Design a test for a large connected volume while reducing hydrocarbon flaring and rig cost.
For a well test design study, it is recommended to work with a range of parameters and several cases. The pressure response can be simulated for each well and reservoir scenario and converted into “actual data”. These data can then be analyzed to calculate the minimum connected volume. Then sensitivities are performed while reducing the flaring volume and optimizing the shut-in periods.
Modern well test analysis tools and techniques can be used to further reduce flaring and increase connected volume. For example, if a reliable deconvolution can be derived then the entire test sequence could be used to provide evidence for larger reserves.

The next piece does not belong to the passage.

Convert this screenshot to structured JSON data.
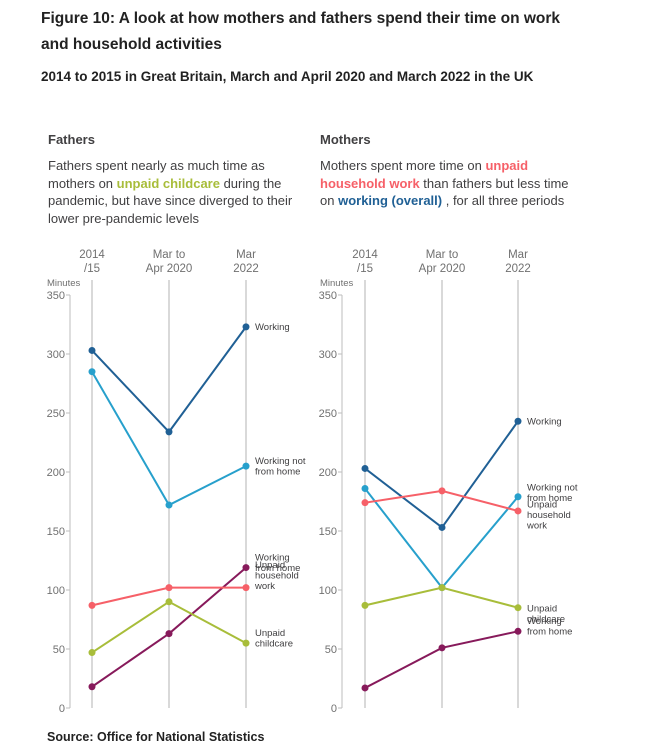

However, the PBU durations need to be long enough to provide enough information and derive a reliable deconvolution.
Calculate the minimum connected volume with the test data
Two main methodologies are used :
Some fictitious boundaries can be added to close the interpretation model. Then reduce the distances to these fictitious boundaries until a discrepancy is noted between the actual and simulated derivatives at late times (SPE 102483). If the deconvolved derivative is used, a larger connected volume should be derived.
If a reliable deconvolution is derived (and this needs a bit of expertise), then place the unit-slope straight line indicative of pseudo-steady state on the final point of the deconvolved derivative (SPE 116575). The resulting minimum connected volume will be conservative.
Beware of the gauge noise and resolution
The test duration is not the only factor that should be considered when designing a test. After a long shut-in period, the pressure change in a PBU test can become so small that it may not be detectable by the gauge. Then there is no point in leaving the well shut-in any longer, no more useful information can be extracted. When designing a well test, the user should make sure that the pressure change can be detectable at the end of the planned PBU. Nowadays, this is less of an issue due to the high quality modern quartz gauges.